Accurate assessment of treatment response is important because several studies have shown radiographic response to bevacizumab is correlated to PFS or overall survival (4251). However, the data are insufficient to determine changes in PFS according to the recurrence pattern. Several studies reported a relatively longer PFS for non-local recurrence than that for local tumor recurrence, while one study reported a discordant tendency (111923). According to Nowosielski et al. (12), overall survival may be reflected by the recurrence patterns at the time recurrence diagnosis. Recently, non-local or non-enhancing tumor recurrence was suggested to be correlated with angiogenesis types such as ‘vessel co-option’ and ‘glioma stem-like cells,’ rather than with the ‘sprouting’ pattern of angiogenesis that is the target of bevacizumab (8). These results indicate that the patterns reflect different biological subgroups that should be addressed appropriately, according to their specific patterns. However, there were limitations in obtaining sufficient meta-analytic evidence regarding etiology due to the heterogeneity among the enrolled studies including response assessment criteria, treatment history prior to bevacizumab, various combination regimens of chemotherapy, etc. Further clarification with survival data analysis according to the radiologic patterns of recurrence and demonstration of the etiologies for the heterogeneity are needed.

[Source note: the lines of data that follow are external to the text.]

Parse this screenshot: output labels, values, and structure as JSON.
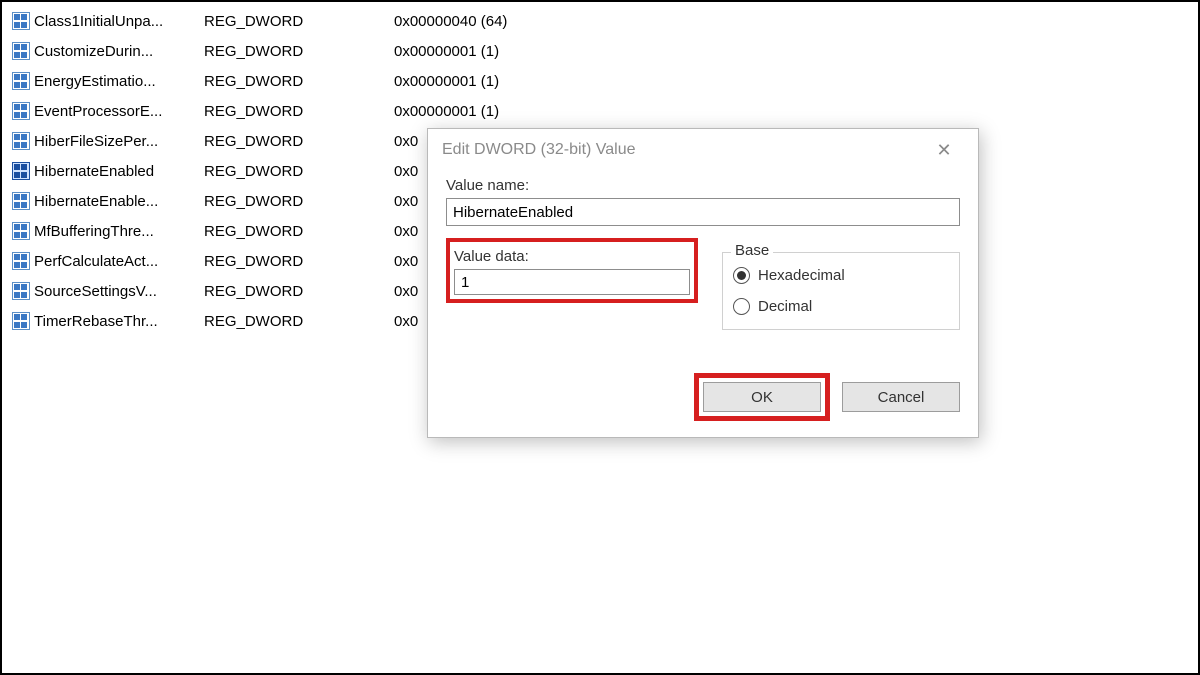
{
  "registry": {
    "rows": [
      {
        "name": "Class1InitialUnpa...",
        "type": "REG_DWORD",
        "data": "0x00000040 (64)"
      },
      {
        "name": "CustomizeDurin...",
        "type": "REG_DWORD",
        "data": "0x00000001 (1)"
      },
      {
        "name": "EnergyEstimatio...",
        "type": "REG_DWORD",
        "data": "0x00000001 (1)"
      },
      {
        "name": "EventProcessorE...",
        "type": "REG_DWORD",
        "data": "0x00000001 (1)"
      },
      {
        "name": "HiberFileSizePer...",
        "type": "REG_DWORD",
        "data": "0x0"
      },
      {
        "name": "HibernateEnabled",
        "type": "REG_DWORD",
        "data": "0x0",
        "selected": true
      },
      {
        "name": "HibernateEnable...",
        "type": "REG_DWORD",
        "data": "0x0"
      },
      {
        "name": "MfBufferingThre...",
        "type": "REG_DWORD",
        "data": "0x0"
      },
      {
        "name": "PerfCalculateAct...",
        "type": "REG_DWORD",
        "data": "0x0"
      },
      {
        "name": "SourceSettingsV...",
        "type": "REG_DWORD",
        "data": "0x0"
      },
      {
        "name": "TimerRebaseThr...",
        "type": "REG_DWORD",
        "data": "0x0"
      }
    ]
  },
  "dialog": {
    "title": "Edit DWORD (32-bit) Value",
    "close": "✕",
    "valueNameLabel": "Value name:",
    "valueName": "HibernateEnabled",
    "valueDataLabel": "Value data:",
    "valueData": "1",
    "baseLabel": "Base",
    "hexLabel": "Hexadecimal",
    "decLabel": "Decimal",
    "ok": "OK",
    "cancel": "Cancel"
  }
}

This study has several limitations. First, the definitions of the classifications of radiologic patterns of recurrence after bevacizumab were not the same across studies. However, we tried to categorize them in our definitions of geographical and predominant tumor portion patterns. Second, each of the studies included a limited number of patients due to the scarcity of recurrent malignant glioma, which caused a reduction in the variety of endpoints assessed in this meta-analysis and which could be an important issue in the assessment of recurrence after bevacizumab in patients with recurrent high-grade glioma. Further investigation is needed. In addition, most studies were retrospective, resulting in a risk of bias in patient selection.

In conclusion, a substantial proportion of high-grade glioma patients showed non-local or non-enhancing radiologic patterns of recurrence after bevacizumab treatment. The identification of the radiologic pattern of recurrence could provide insight into surrogate endpoints of treatment failure in clinical trials of recurrent high-grade glioma.